Turshar gave up a career in architecture to start the surf school and explained that the sport has taught him to go with the flow of life. One night over some Indian curry I learned that he was born premature and almost didn't survive. When, on his 17th birthday, his dad took him on a pilgrimage to the temple of a Hindu goddess to thank her for his son's survival, Tushar had the opportunity to make one life wish. Then a stocky teenager, he spent the whole 1,400-mile journey grappling with two choices: "grow taller or get with Ishita," his 5'7 high school crush. He blurted out "get with Ishita" when the moment came and has been with her ever since. He remains a content 5'6".

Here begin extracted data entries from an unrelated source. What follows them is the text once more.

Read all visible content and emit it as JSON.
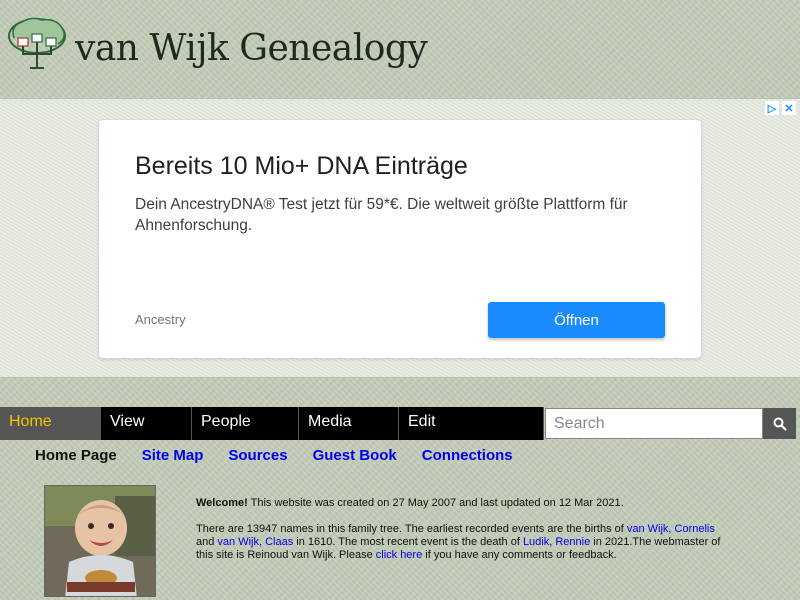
{
  "header": {
    "title": "van Wijk Genealogy",
    "logo_icon": "family-tree-icon"
  },
  "ad": {
    "corner_icons": [
      "adchoices-icon",
      "close-icon"
    ],
    "headline": "Bereits 10 Mio+ DNA Einträge",
    "description": "Dein AncestryDNA® Test jetzt für 59*€. Die weltweit größte Plattform für Ahnenforschung.",
    "brand": "Ancestry",
    "button_label": "Öffnen",
    "button_color": "#1a8cff"
  },
  "menu": {
    "items": [
      {
        "label": "Home",
        "active": true
      },
      {
        "label": "View"
      },
      {
        "label": "People"
      },
      {
        "label": "Media"
      },
      {
        "label": "Edit"
      }
    ],
    "active_color": "#f5c400"
  },
  "search": {
    "placeholder": "Search",
    "icon": "search-icon"
  },
  "subnav": {
    "current": "Home Page",
    "links": [
      "Site Map",
      "Sources",
      "Guest Book",
      "Connections"
    ]
  },
  "intro": {
    "welcome_bold": "Welcome!",
    "welcome_text": " This website was created on 27 May 2007 and last updated on 12 Mar 2021.",
    "p2_a": "There are 13947 names in this family tree. The earliest recorded events are the births of ",
    "link_cornelis": "van Wijk, Cornelis",
    "p2_b": " and ",
    "link_claas": "van Wijk, Claas",
    "p2_c": " in 1610. The most recent event is the death of ",
    "link_rennie": "Ludik, Rennie",
    "p2_d": " in 2021.The webmaster of this site is Reinoud van Wijk. Please ",
    "link_click": "click here",
    "p2_e": " if you have any comments or feedback."
  }
}
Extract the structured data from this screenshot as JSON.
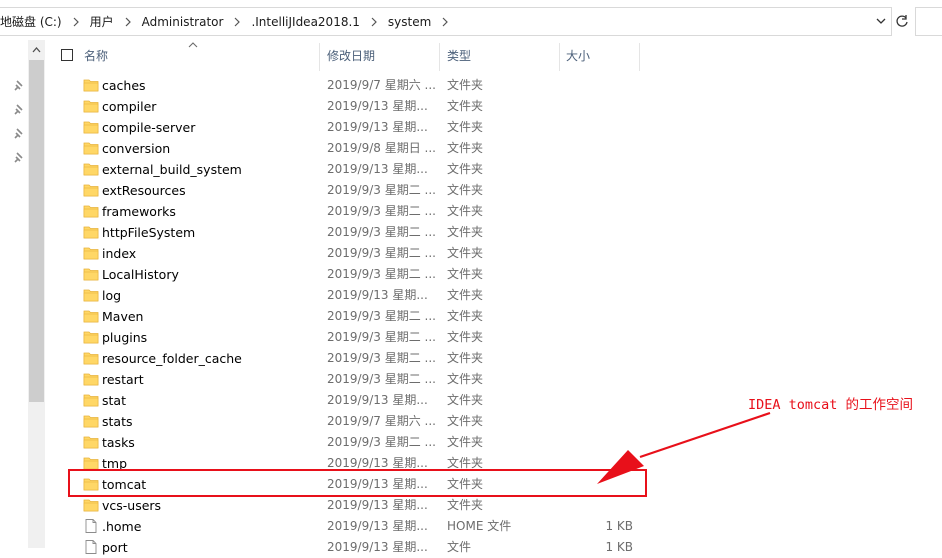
{
  "address_bar": {
    "breadcrumbs": [
      "地磁盘 (C:)",
      "用户",
      "Administrator",
      ".IntelliJIdea2018.1",
      "system"
    ]
  },
  "columns": {
    "name": "名称",
    "date": "修改日期",
    "type": "类型",
    "size": "大小"
  },
  "files": [
    {
      "name": "caches",
      "date": "2019/9/7 星期六 ...",
      "type": "文件夹",
      "size": "",
      "icon": "folder-icon"
    },
    {
      "name": "compiler",
      "date": "2019/9/13 星期...",
      "type": "文件夹",
      "size": "",
      "icon": "folder-icon"
    },
    {
      "name": "compile-server",
      "date": "2019/9/13 星期...",
      "type": "文件夹",
      "size": "",
      "icon": "folder-icon"
    },
    {
      "name": "conversion",
      "date": "2019/9/8 星期日 ...",
      "type": "文件夹",
      "size": "",
      "icon": "folder-icon"
    },
    {
      "name": "external_build_system",
      "date": "2019/9/13 星期...",
      "type": "文件夹",
      "size": "",
      "icon": "folder-icon"
    },
    {
      "name": "extResources",
      "date": "2019/9/3 星期二 ...",
      "type": "文件夹",
      "size": "",
      "icon": "folder-icon"
    },
    {
      "name": "frameworks",
      "date": "2019/9/3 星期二 ...",
      "type": "文件夹",
      "size": "",
      "icon": "folder-icon"
    },
    {
      "name": "httpFileSystem",
      "date": "2019/9/3 星期二 ...",
      "type": "文件夹",
      "size": "",
      "icon": "folder-icon"
    },
    {
      "name": "index",
      "date": "2019/9/3 星期二 ...",
      "type": "文件夹",
      "size": "",
      "icon": "folder-icon"
    },
    {
      "name": "LocalHistory",
      "date": "2019/9/3 星期二 ...",
      "type": "文件夹",
      "size": "",
      "icon": "folder-icon"
    },
    {
      "name": "log",
      "date": "2019/9/13 星期...",
      "type": "文件夹",
      "size": "",
      "icon": "folder-icon"
    },
    {
      "name": "Maven",
      "date": "2019/9/3 星期二 ...",
      "type": "文件夹",
      "size": "",
      "icon": "folder-icon"
    },
    {
      "name": "plugins",
      "date": "2019/9/3 星期二 ...",
      "type": "文件夹",
      "size": "",
      "icon": "folder-icon"
    },
    {
      "name": "resource_folder_cache",
      "date": "2019/9/3 星期二 ...",
      "type": "文件夹",
      "size": "",
      "icon": "folder-icon"
    },
    {
      "name": "restart",
      "date": "2019/9/3 星期二 ...",
      "type": "文件夹",
      "size": "",
      "icon": "folder-icon"
    },
    {
      "name": "stat",
      "date": "2019/9/13 星期...",
      "type": "文件夹",
      "size": "",
      "icon": "folder-icon"
    },
    {
      "name": "stats",
      "date": "2019/9/7 星期六 ...",
      "type": "文件夹",
      "size": "",
      "icon": "folder-icon"
    },
    {
      "name": "tasks",
      "date": "2019/9/3 星期二 ...",
      "type": "文件夹",
      "size": "",
      "icon": "folder-icon"
    },
    {
      "name": "tmp",
      "date": "2019/9/13 星期...",
      "type": "文件夹",
      "size": "",
      "icon": "folder-icon"
    },
    {
      "name": "tomcat",
      "date": "2019/9/13 星期...",
      "type": "文件夹",
      "size": "",
      "icon": "folder-icon"
    },
    {
      "name": "vcs-users",
      "date": "2019/9/13 星期...",
      "type": "文件夹",
      "size": "",
      "icon": "folder-icon"
    },
    {
      "name": ".home",
      "date": "2019/9/13 星期...",
      "type": "HOME 文件",
      "size": "1 KB",
      "icon": "file-icon"
    },
    {
      "name": "port",
      "date": "2019/9/13 星期...",
      "type": "文件",
      "size": "1 KB",
      "icon": "file-icon"
    }
  ],
  "annotation": {
    "text": "IDEA tomcat 的工作空间",
    "color": "#e8101a"
  },
  "colors": {
    "folder": "#ffd766",
    "folder_dark": "#e8b33b",
    "header_text": "#4c607a",
    "highlight": "#e8101a"
  }
}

"What's happening with Ishita surfing is that a lot of girls are believing they can do it because
of her," he explained. "It's empowering because the image of a woman surfing in the ocean is a strong one. And that's what other girls want to be."

As I watched Ishita teaching girls as young and 13 how to stand up on waves in a village where others dressed in sarees and burkas curiously watched on, it struck me that, in her own way, this surfer girl is changing the world for women.


Speaking for myself, as Ishita and Tushar taught me how to surf, the principles and relevance to my own life, particularly in the love department, were hard to ignore. "When you wipe out, don't panic. It only makes things worse," Ishita told me as she watched me desperately squirming my way to the surface.

"You have to tell yourself you can do this. If you rely on what you habitually do when you get scared by the wave you'll never get up," Tushar explained after witnessing my 8th nose dive in a row.

I learned how, even after the worst of wipe outs, to find my breath and protect my battered knee. How sometimes, in life and in love, it's only after repeatedly injuring ourselves the same way that we learn to adopt better form.

I spent my last days in India with a videographer capturing footage for a short film for Storytellers for Good and Brown Girl Surf I can't wait to share. But the best moments of my week were not caught in pictures. They included our car rides out to the beach singing Jack Johnson, Bob Marley and other one-hit-wonder American pop songs. The first time I got both feet on a board for a second and could hear Ishita and Tushar whooping and hollering when I surfaced. The evening we watched for waves on the horizon as a red sun set against clouds glowing orange and waters glistening pink. The day I realized I could let go of all the plans, relationship fears and dialogues in my head because the ocean was there to hold both them and me. That happened to be the same day I stood up for the first time, and surfed.